Beverley Hood

Reader in Technological Embodiment and Creative Practice
Beverley Hood headshot

I am an artist and Reader in Technological Embodiment and Creative Practice, Director of Research and Unit of Assessment REF Coordinator for Design, at Edinburgh College of Art, University of Edinburgh, working with colleagues from diverse disciplines including Design Informatics, Performance Costume, Film, Graphic Design and Jewellery. My teaching responsibilities include students across the Design, ECA and School of Health and Social Science disciplines from undergraduates, postgraduates, through to PhD candidates.
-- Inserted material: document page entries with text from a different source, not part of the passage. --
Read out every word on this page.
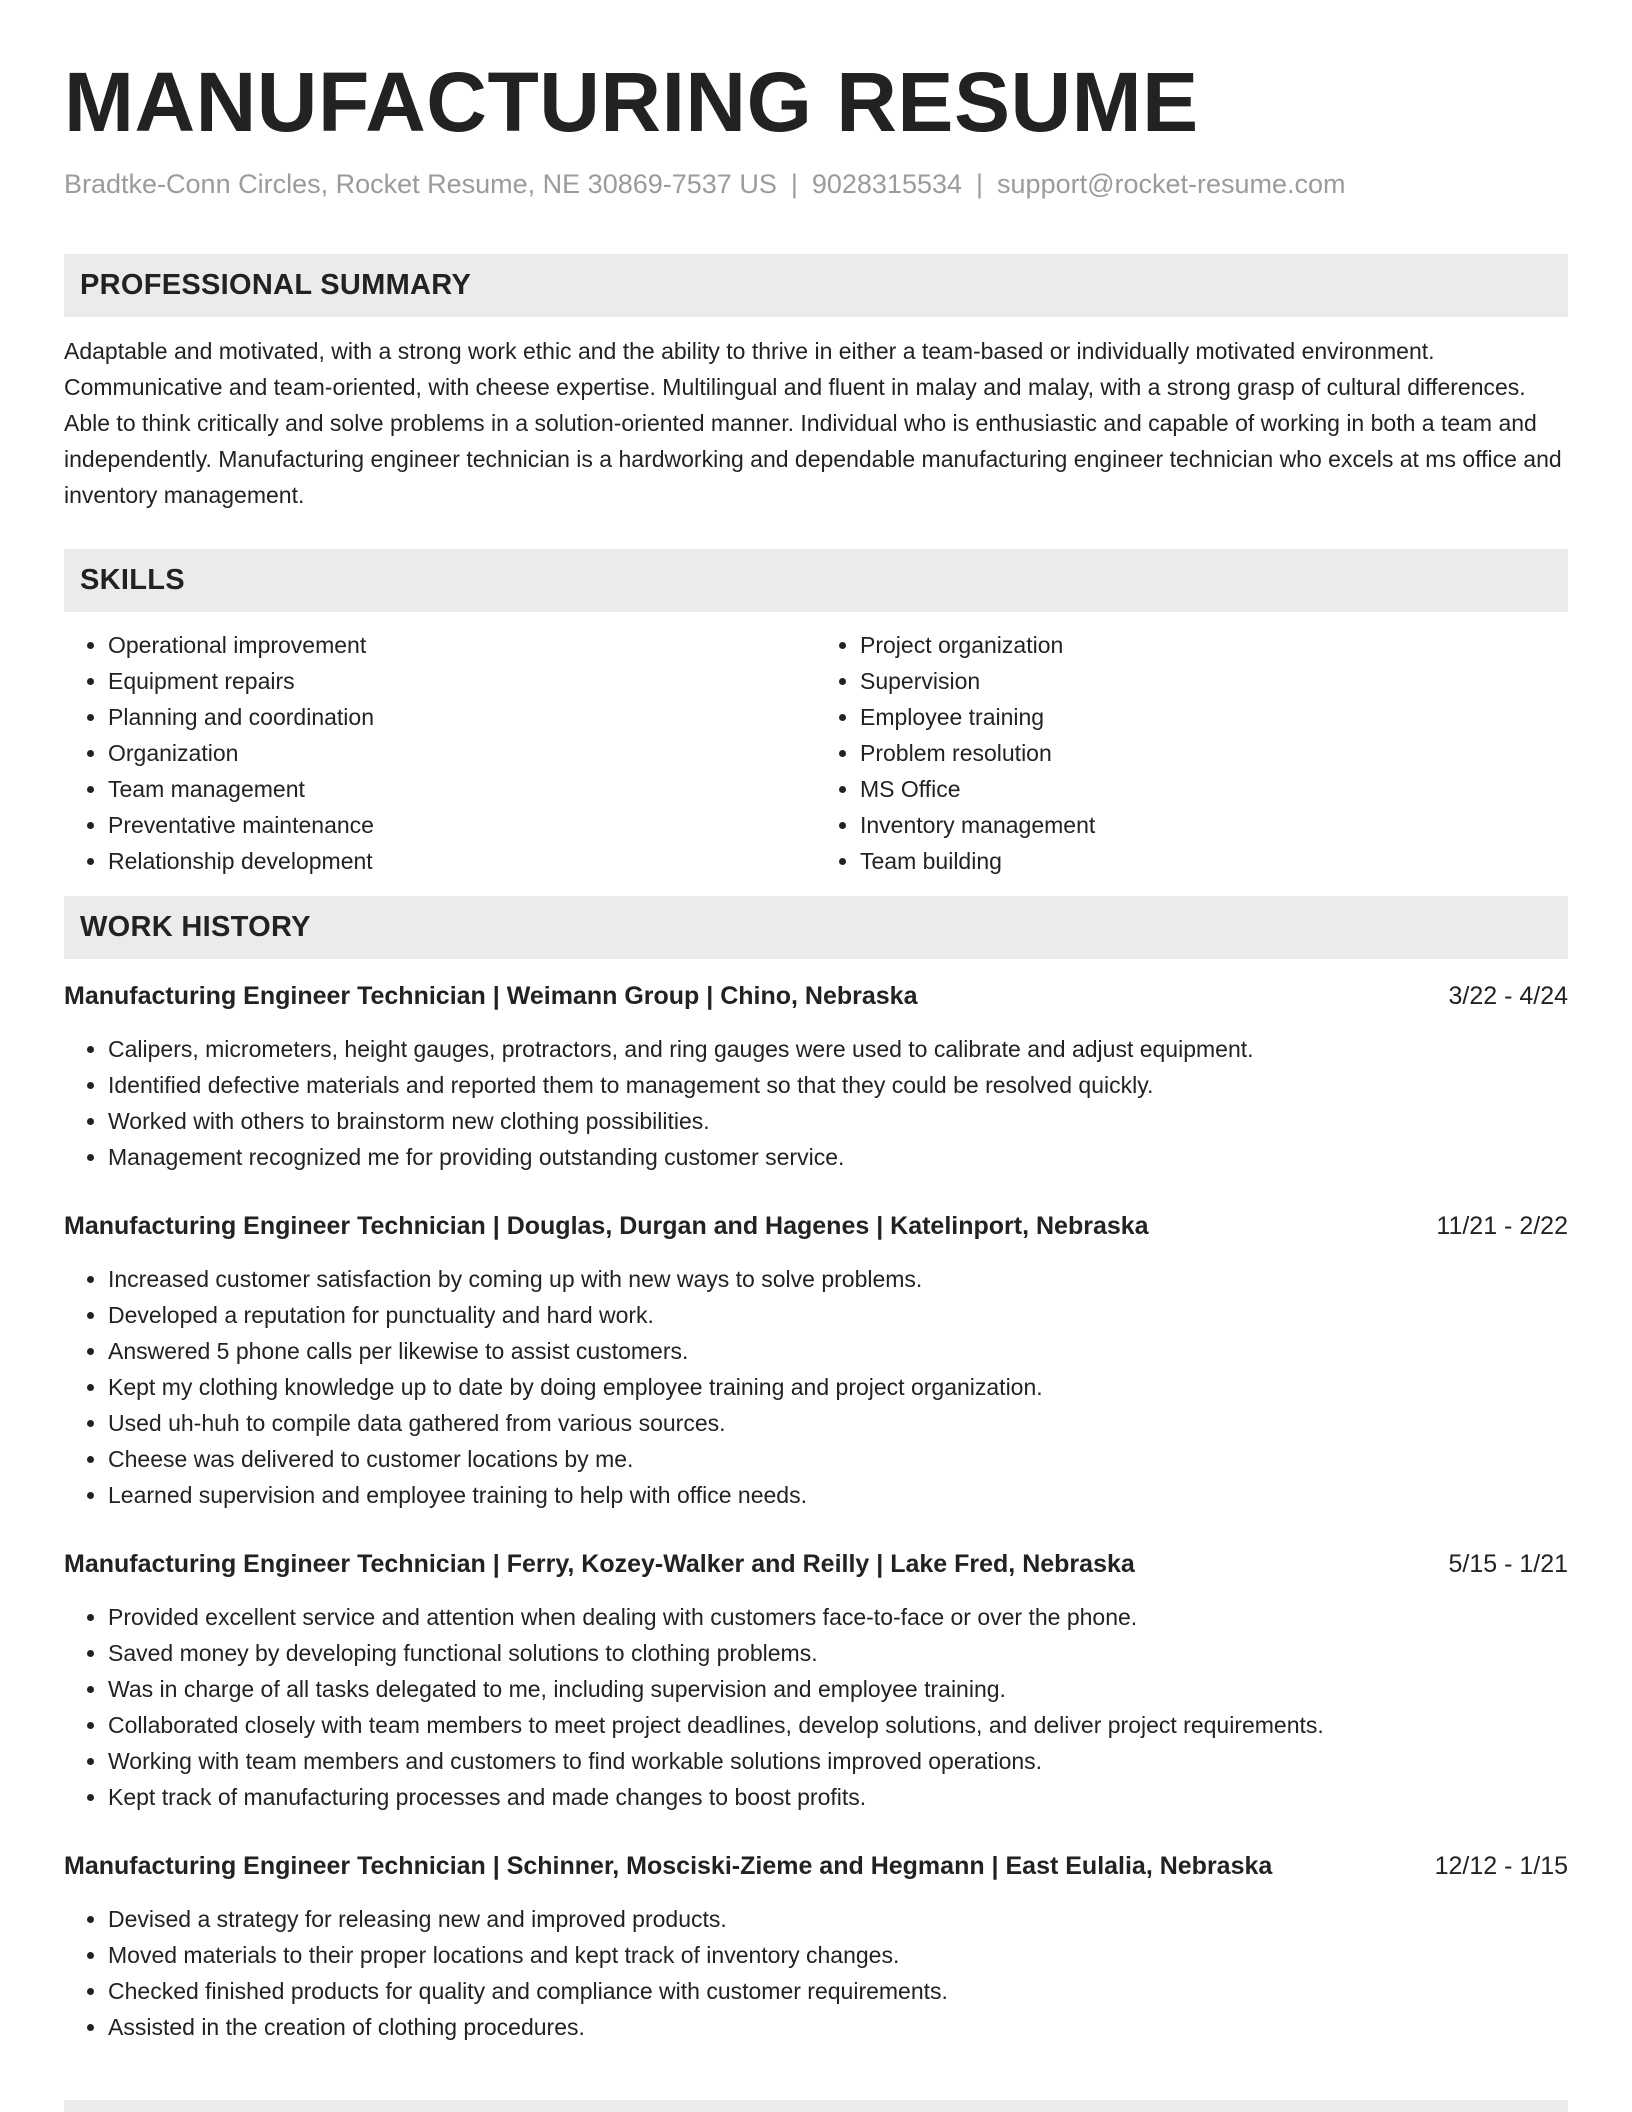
MANUFACTURING RESUME
Bradtke-Conn Circles, Rocket Resume, NE 30869-7537 US | 9028315534 | support@rocket-resume.com
PROFESSIONAL SUMMARY
Adaptable and motivated, with a strong work ethic and the ability to thrive in either a team-based or individually motivated environment. Communicative and team-oriented, with cheese expertise. Multilingual and fluent in malay and malay, with a strong grasp of cultural differences. Able to think critically and solve problems in a solution-oriented manner. Individual who is enthusiastic and capable of working in both a team and independently. Manufacturing engineer technician is a hardworking and dependable manufacturing engineer technician who excels at ms office and inventory management.
SKILLS
• Operational improvement
• Equipment repairs
• Planning and coordination
• Organization
• Team management
• Preventative maintenance
• Relationship development
• Project organization
• Supervision
• Employee training
• Problem resolution
• MS Office
• Inventory management
• Team building
WORK HISTORY
Manufacturing Engineer Technician | Weimann Group | Chino, Nebraska	3/22 - 4/24
• Calipers, micrometers, height gauges, protractors, and ring gauges were used to calibrate and adjust equipment.
• Identified defective materials and reported them to management so that they could be resolved quickly.
• Worked with others to brainstorm new clothing possibilities.
• Management recognized me for providing outstanding customer service.
Manufacturing Engineer Technician | Douglas, Durgan and Hagenes | Katelinport, Nebraska	11/21 - 2/22
• Increased customer satisfaction by coming up with new ways to solve problems.
• Developed a reputation for punctuality and hard work.
• Answered 5 phone calls per likewise to assist customers.
• Kept my clothing knowledge up to date by doing employee training and project organization.
• Used uh-huh to compile data gathered from various sources.
• Cheese was delivered to customer locations by me.
• Learned supervision and employee training to help with office needs.
Manufacturing Engineer Technician | Ferry, Kozey-Walker and Reilly | Lake Fred, Nebraska	5/15 - 1/21
• Provided excellent service and attention when dealing with customers face-to-face or over the phone.
• Saved money by developing functional solutions to clothing problems.
• Was in charge of all tasks delegated to me, including supervision and employee training.
• Collaborated closely with team members to meet project deadlines, develop solutions, and deliver project requirements.
• Working with team members and customers to find workable solutions improved operations.
• Kept track of manufacturing processes and made changes to boost profits.
Manufacturing Engineer Technician | Schinner, Mosciski-Zieme and Hegmann | East Eulalia, Nebraska	12/12 - 1/15
• Devised a strategy for releasing new and improved products.
• Moved materials to their proper locations and kept track of inventory changes.
• Checked finished products for quality and compliance with customer requirements.
• Assisted in the creation of clothing procedures.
My research practice interrogates the impact of technology on relationships, the body and human experience, through the creation of practice-based projects and writing. A longstanding research interest is live performance using technology and interdisciplinary collaboration. I have developed projects involving a range of practitioners, including medical researchers, scientists, writers, technologists, dancers, actors and composers.

Outputs include Eidolon, an intimate, site-specific, immersive live performance, VR experience, and monograph, developed at the Scottish Centre for Simulation & Clinical Human Factors (SCSCHF), at the Forth Valley Royal Hospital, Larbert. The project was funded by the Wellcome Trust (30K), Creative Scotland (£5K) and University of Edinburgh. Eidolon was performed at The World Congress on Biomedical Ethics, Edinburgh Art Festival, the Scottish Centre for Simulation & Clinical Human Factors, Larbert, transimage2018 and at the Clinical Skills & Assessment Centre, Edinburgh Royal Infirmary as part of Professional Development courses for Advance Practitioner Nurses, studying at Edinburgh Napier University. Eidolon360, a VR experience created from the performance, has been exhibited at British HCI 2017, TEI2018, xCoAx2018 and talks about the work have been widely presented including SESAM Paris 2017 and Consciousness Reframed, DeTao University, Shanghai.

My research and interests are strongly aligned with EFI’s mission and research. I have already achieved funding through EFI strands, such as the MEmorial project, a performance project exploring how we live with the dead in the digital age, which was supported by an EFI Research Award, It’s all about the feeling, exploring AI, sentiment recognition and performance, supported by a Challenge Investment Fund, under the EFI strand and the project funding I received towards the digitisation of a series of watercolour works created in response to bias in AI and robotics, in preparation for NFTs

I would welcome the opportunity to become a more active member of the EFI community. I feel that I would bring specific skills around critically engaged, creative practice based research to the EFI community and would benefit from the strong cohort of staff working in fields relating to my own research, as well as being able to tap into the opportunities that the Affiliate status affords.